In this thesis, I examine how mobile phone consumers understand and experience value in 3G mobile phones, from the perspective of innovation theory. Innovation theory aims to tell businesses how to bring innovative products successfully into the marketplace (Burgelman, Christensen and Wheelwright 2004). Yet innovations often fail (Chesbrough 2006, Christensen and Raynor 2003, Ulwick 2005), leading to delays in new technology reaching consumers, and losses for shareholders. I argue that innovation theory has focussed too heavily on novelty (Schumpeter 1934) and differentiation (Porter 1980) to understand innovation. Innovation theory has not focussed enough on how consumers understand or experience new technology. Recent research suggests innovation needs to create a leap in value to be successful (Kim and Mauborgne 2005). Yet value is an important (Drucker 1999, Vargo and Lusch 2004, Porter and Kramer 2011), but under-analysed (Woodruff and Flint 2006, Grönroos 2011, Arvidsson 2011) and incompletely understood concept. In this thesis, I open the black box of value, and develop a value theory of innovation in 3G mobile phones.
The research findings presented in this thesis examine one fast-moving new technology to build a dynamic, consumer-centric value theory of innovation in 3G mobile phones. I use grounded theory as a methodology for theory building around complex dynamic social processes, consistent with my interpretive approach. I interviewed consumers and used grounded theory analysis to build concepts, relations and a model that explains consumers’ actions and experiences with 3G technology. I further tested the results with three triangulating consumer datasets, and by searching for disconfirming evidence in relevant innovation and consumer value literature.
Value emerged from the data as a consumer meaning construction process, guided by social and individual practices of discovery and filtering. Central to this process is the emotional aggregation of multiple meanings to a single overall attitude, facilitating consumer action. Three other value concepts also emerged; value meanings, value practices and attitude. Value was described in many ways by consumers; the value meanings. Importantly, new value meanings arose after purchase different from those consumers constructed before purchase. Value appears highly dynamic and shifts with new information. Value practices add to the dynamics of value by attracting, rejecting, or sharing new value information. The most important value practices I found were filtering / closing, exploring, comparing, recommending, observing and inquiring. A third concept, attitude, expressed value emotionally, either positively or negatively and with varying strength. Attitude importantly arises as a single overall attitude which aggregates multiple competing attitudes to value meanings and I propose emotion as a mechanism enabling such aggregation. I found emotional reactions to value information to be important markers of value construction.

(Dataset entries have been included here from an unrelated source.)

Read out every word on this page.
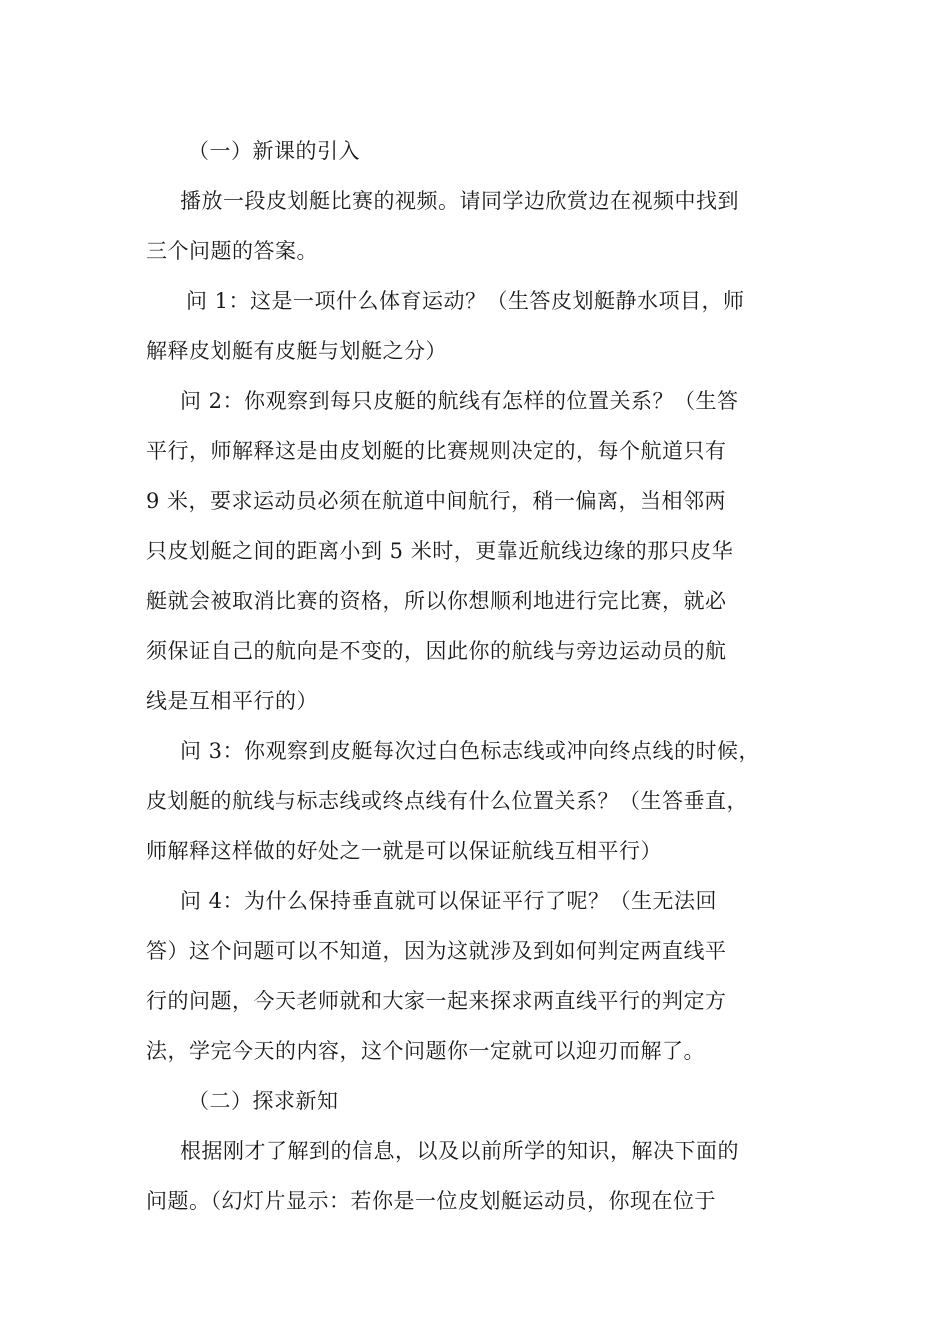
（一）新课的引入
播放一段皮划艇比赛的视频。请同学边欣赏边在视频中找到
三个问题的答案。
问 1：这是一项什么体育运动？（生答皮划艇静水项目，师
解释皮划艇有皮艇与划艇之分）
问 2：你观察到每只皮艇的航线有怎样的位置关系？（生答
平行，师解释这是由皮划艇的比赛规则决定的，每个航道只有
9 米，要求运动员必须在航道中间航行，稍一偏离，当相邻两
只皮划艇之间的距离小到 5 米时，更靠近航线边缘的那只皮华
艇就会被取消比赛的资格，所以你想顺利地进行完比赛，就必
须保证自己的航向是不变的，因此你的航线与旁边运动员的航
线是互相平行的）
问 3：你观察到皮艇每次过白色标志线或冲向终点线的时候，
皮划艇的航线与标志线或终点线有什么位置关系？（生答垂直，
师解释这样做的好处之一就是可以保证航线互相平行）
问 4：为什么保持垂直就可以保证平行了呢？（生无法回
答）这个问题可以不知道，因为这就涉及到如何判定两直线平
行的问题，今天老师就和大家一起来探求两直线平行的判定方
法，学完今天的内容，这个问题你一定就可以迎刃而解了。
（二）探求新知
根据刚才了解到的信息，以及以前所学的知识，解决下面的
问题。（幻灯片显示：若你是一位皮划艇运动员，你现在位于
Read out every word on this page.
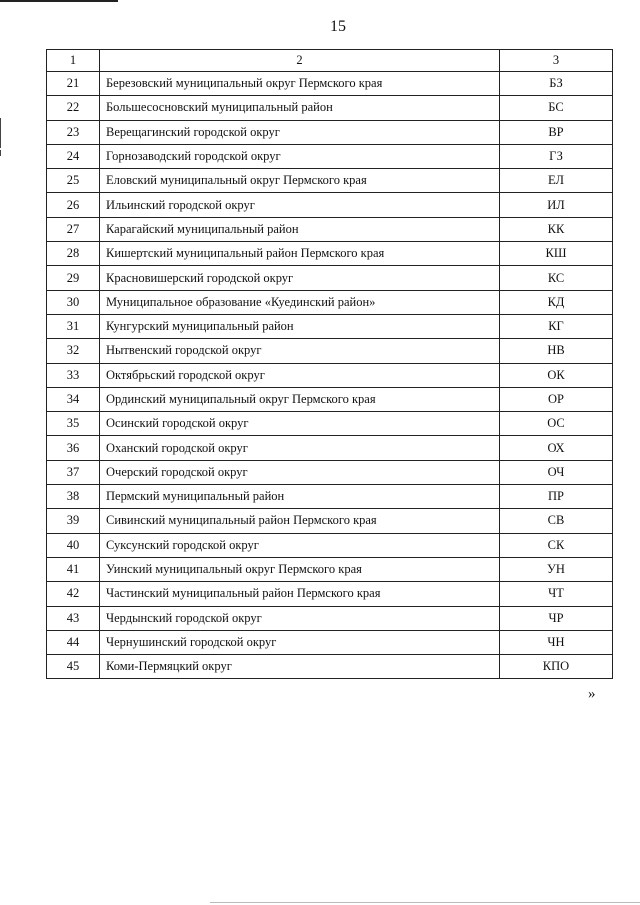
15
1	2	3
21	Березовский муниципальный округ Пермского края	БЗ
22	Большесосновский муниципальный район	БС
23	Верещагинский городской округ	ВР
24	Горнозаводский городской округ	ГЗ
25	Еловский муниципальный округ Пермского края	ЕЛ
26	Ильинский городской округ	ИЛ
27	Карагайский муниципальный район	КК
28	Кишертский муниципальный район Пермского края	КШ
29	Красновишерский городской округ	КС
30	Муниципальное образование «Куединский район»	КД
31	Кунгурский муниципальный район	КГ
32	Нытвенский городской округ	НВ
33	Октябрьский городской округ	ОК
34	Ординский муниципальный округ Пермского края	ОР
35	Осинский городской округ	ОС
36	Оханский городской округ	ОХ
37	Очерский городской округ	ОЧ
38	Пермский муниципальный район	ПР
39	Сивинский муниципальный район Пермского края	СВ
40	Суксунский городской округ	СК
41	Уинский муниципальный округ Пермского края	УН
42	Частинский муниципальный район Пермского края	ЧТ
43	Чердынский городской округ	ЧР
44	Чернушинский городской округ	ЧН
45	Коми-Пермяцкий округ	КПО
»
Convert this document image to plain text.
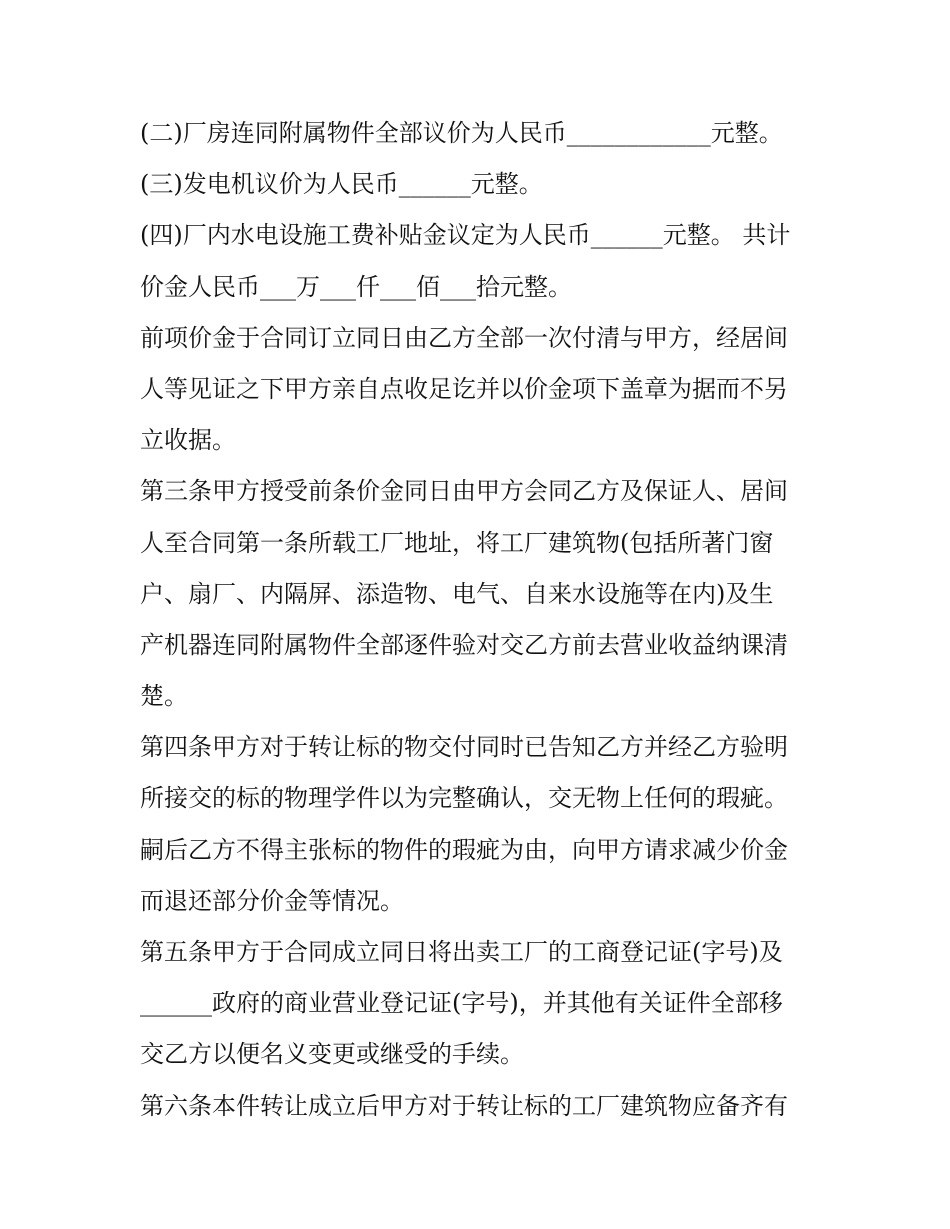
(二)厂房连同附属物件全部议价为人民币____________元整。
(三)发电机议价为人民币______元整。
(四)厂内水电设施工费补贴金议定为人民币______元整。 共计
价金人民币___万___仟___佰___拾元整。
前项价金于合同订立同日由乙方全部一次付清与甲方，经居间
人等见证之下甲方亲自点收足讫并以价金项下盖章为据而不另
立收据。
第三条甲方授受前条价金同日由甲方会同乙方及保证人、居间
人至合同第一条所载工厂地址，将工厂建筑物(包括所著门窗
户、扇厂、内隔屏、添造物、电气、自来水设施等在内)及生
产机器连同附属物件全部逐件验对交乙方前去营业收益纳课清
楚。
第四条甲方对于转让标的物交付同时已告知乙方并经乙方验明
所接交的标的物理学件以为完整确认，交无物上任何的瑕疵。
嗣后乙方不得主张标的物件的瑕疵为由，向甲方请求减少价金
而退还部分价金等情况。
第五条甲方于合同成立同日将出卖工厂的工商登记证(字号)及
______政府的商业营业登记证(字号)，并其他有关证件全部移
交乙方以便名义变更或继受的手续。
第六条本件转让成立后甲方对于转让标的工厂建筑物应备齐有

Drawing on these value concepts, I developed a dynamic model of value from three interlocking value conversations (social, physical/individual and with the telco), based on three phases (pre-purchase, post-purchase and action phase). Attitude and emotion I placed as a central hub in the model. Action, such as adoption of a new technology, follows indirectly from assessing value and positive attitude (due to value momentum) but more directly following loss of value. Value as an empirical explanation of consumer actions is however inconsistent with the view in the consumer value literature that consumers are goal oriented (Zeithaml 1988, Holbrook 1996, Woodruff 1997).
Two value concepts emerged for innovators and two others for policy-makers. Value Management suggests innovators could continuously monitor what is of value to consumers and to adjust to shifts in their value. Value Leadership suggests innovators sometimes go further to tell consumers what they need. For policy-makers wanting to measure innovation or encourage new technology, it is important to (1) measure consumer attitude alongside tangible innovation indicators and (2) to encourage innovators to focus on value creation. A value perspective opens the black box of value to explore what value is and how the process of value works. However, emotion emerged as a black box at the core of value, requiring further investigation.
A value theory of innovation in 3G mobile phones expands Rogers’s (2003) diffusion theory of adopter categories, suggesting consumers can move freely between early and late adopter categories, and casts doubt on income, education and connectedness as important indicators of new technology adoption behaviour rather than perceived consumer value. A focus on value expands the way innovation is defined. This thesis moves away from traditional definitions of innovation that see it simply as bringing something new to market (Kotler 1991, Rogers 2003, Porter 1990). Instead, I argue innovation is better understood as something new that creates value for consumers. This definition emphasises the consumer value creation aspect of innovation found in other innovation authors (Schumpeter 1934, Drucker 1999, Porter 1990, Kim and Mauborgne 2005).